金柿 世の中の大きな潮流としてコンピューターが来ているということもあり、システムエンジニアの仕事を選びました。当時は「男は仕事だ」という美学がありましたので、深夜まで仕事をして、意識が無くなったらタクシーに乗って帰るという生活をしていました。長時間労働が美徳でしたね。

 そうこうしているうちに27歳で結婚し、会社の評価も非常に良く、100人ほどいる同期の中で最初に本部へ呼ばれ、経営企画のポジションに入れてもらいました。そのころは「このまま一生懸命働いていれば、給料がどんどん上がり、マイホームも買えて、すてきな人生が待っているのだろうな」と思っていました。

松尾 そんな金柿さんが起業したきっかけは何だったのですか。

金柿 出世街道まっしぐらという感じで頑張っていたのですが、頑張れば頑張るほど幸せから遠ざかっていく感覚もありました。会社の先輩たちを見ると、子どもから「今度いつ帰ってくるの?」と言われている。そういう私も、家庭生活がすれ違いになっていました。

 そんな時期に妻から子どもができたことを聞いて、ずっと抑えていた独立起業への思いが再び湧き上がってきたのです。このまま出世コースに乗って、子どもができ、家を買ってローンを背負ったら、もう勝負はできないだろう、と。

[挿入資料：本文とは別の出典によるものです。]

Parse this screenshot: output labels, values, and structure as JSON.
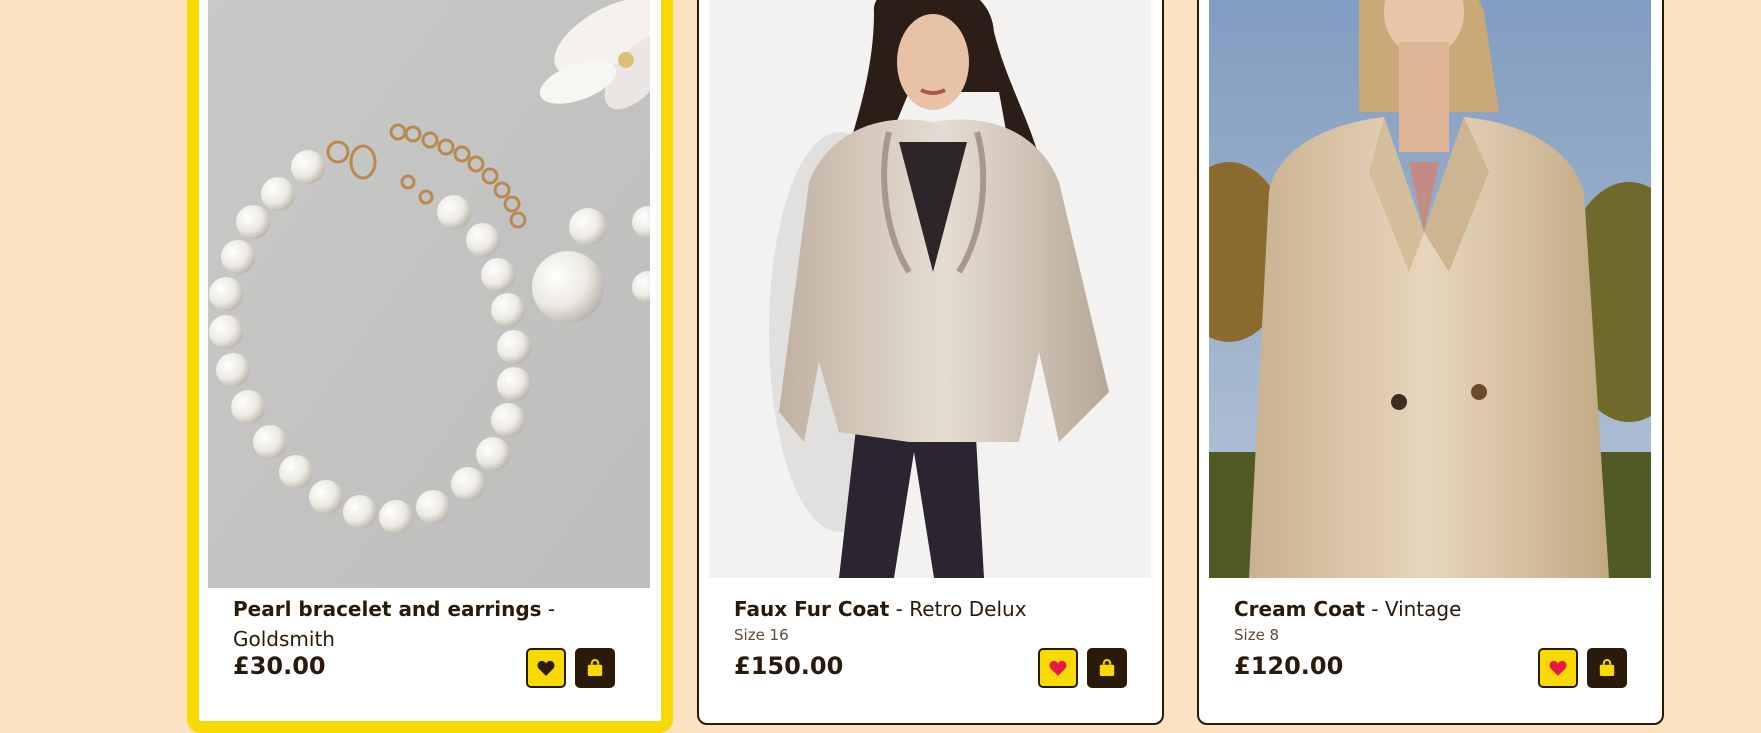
{
  "colors": {
    "background": "#fde3c1",
    "accent": "#f9da00",
    "dark": "#2a1a0c",
    "heart_red": "#e8194a"
  },
  "products": [
    {
      "name": "Pearl bracelet and earrings",
      "separator": "-",
      "brand": "Goldsmith",
      "size": "",
      "price": "£30.00",
      "image": "pearl-bracelet-photo",
      "selected": true,
      "favorite": false,
      "actions": {
        "favorite": "heart-icon",
        "cart": "shopping-bag-icon"
      }
    },
    {
      "name": "Faux Fur Coat",
      "separator": "-",
      "brand": "Retro Delux",
      "size": "Size 16",
      "price": "£150.00",
      "image": "fur-coat-model-photo",
      "selected": false,
      "favorite": true,
      "actions": {
        "favorite": "heart-icon",
        "cart": "shopping-bag-icon"
      }
    },
    {
      "name": "Cream Coat",
      "separator": "-",
      "brand": "Vintage",
      "size": "Size 8",
      "price": "£120.00",
      "image": "cream-coat-model-photo",
      "selected": false,
      "favorite": true,
      "actions": {
        "favorite": "heart-icon",
        "cart": "shopping-bag-icon"
      }
    }
  ]
}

 家計のためには会社に勤め続けた方が良かったのかもしれないのですが、それだと、5年後、10年後のわが家をイメージしたとき、崩壊した家庭の姿しか思い浮かばなかったのです。いつも忙しくて、帰宅しても「お帰り!」と誰も言ってくれなくて、「何で『お帰り』と言わないんだ!」「だってお父さん、いつも家にいないじゃない!」と口論しているような。

原点は一人の父親としてのニーズ

松尾 起業したときは何歳でしたか。

金柿 33歳です。「独立するか」「会社に残るか」葛藤の連続でした。収入的に安定した道を外れるのは、やはりリスクです。その一方、情熱と過度の楽観主義、そして「俺ならできる」という根拠の無い自信が込み上げてもいました。

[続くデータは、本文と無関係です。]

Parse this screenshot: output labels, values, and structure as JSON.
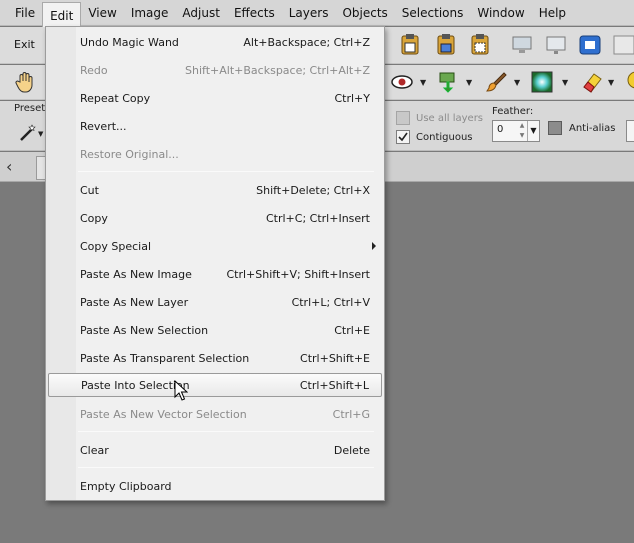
{
  "menubar": {
    "items": [
      "File",
      "Edit",
      "View",
      "Image",
      "Adjust",
      "Effects",
      "Layers",
      "Objects",
      "Selections",
      "Window",
      "Help"
    ]
  },
  "toolbar": {
    "exit_label": "Exit"
  },
  "tool_options": {
    "presets_label": "Presets",
    "use_all_layers_label": "Use all layers",
    "contiguous_label": "Contiguous",
    "feather_label": "Feather:",
    "feather_value": "0",
    "anti_alias_label": "Anti-alias"
  },
  "edit_menu": {
    "items": [
      {
        "label": "Undo Magic Wand",
        "shortcut": "Alt+Backspace; Ctrl+Z",
        "enabled": true
      },
      {
        "label": "Redo",
        "shortcut": "Shift+Alt+Backspace; Ctrl+Alt+Z",
        "enabled": false
      },
      {
        "label": "Repeat  Copy",
        "shortcut": "Ctrl+Y",
        "enabled": true
      },
      {
        "label": "Revert...",
        "shortcut": "",
        "enabled": true
      },
      {
        "label": "Restore Original...",
        "shortcut": "",
        "enabled": false
      },
      {
        "label": "Cut",
        "shortcut": "Shift+Delete; Ctrl+X",
        "enabled": true
      },
      {
        "label": "Copy",
        "shortcut": "Ctrl+C; Ctrl+Insert",
        "enabled": true
      },
      {
        "label": "Copy Special",
        "shortcut": "",
        "enabled": true,
        "submenu": true
      },
      {
        "label": "Paste As New Image",
        "shortcut": "Ctrl+Shift+V; Shift+Insert",
        "enabled": true
      },
      {
        "label": "Paste As New Layer",
        "shortcut": "Ctrl+L; Ctrl+V",
        "enabled": true
      },
      {
        "label": "Paste As New Selection",
        "shortcut": "Ctrl+E",
        "enabled": true
      },
      {
        "label": "Paste As Transparent Selection",
        "shortcut": "Ctrl+Shift+E",
        "enabled": true
      },
      {
        "label": "Paste Into Selection",
        "shortcut": "Ctrl+Shift+L",
        "enabled": true,
        "highlighted": true
      },
      {
        "label": "Paste As New Vector Selection",
        "shortcut": "Ctrl+G",
        "enabled": false
      },
      {
        "label": "Clear",
        "shortcut": "Delete",
        "enabled": true
      },
      {
        "label": "Empty Clipboard",
        "shortcut": "",
        "enabled": true
      }
    ]
  },
  "colors": {
    "menu_bg": "#f0f0f0",
    "toolbar_bg": "#dcdcdc",
    "workspace_bg": "#7a7a7a",
    "disabled_text": "#8a8a8a"
  }
}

 悩んだ末に、2つの判断基準を設けました。1つは、子どもに胸を張れる生き方をしたいということ。自分で自分をマネジメントする生き方にチャレンジするのは、子どもに胸を張れる生き方だろう、と思いました。

 もう1つは70歳、80歳になった自分が今の自分を振り返ったとき、果たしてどう思うだろうかということ。今は迷っていても、未来の自分はきっと「行きたい方に行け!」と言うに違いない。そんな理屈を考えた上で決断し、会社に辞表を出しました。

松尾 起業当初は「この事業をやりたい」というものがあったわけではないのですね。

金柿 そうなのです(笑)。退職してから半年間、子育てをしながら事業立ち上げの準備をしました。その間に「もうかる商売って何だろう」と考えてプランを14個作ったのですが、友人に見せても「いまひとつだね」という感じで、全部ダメでした。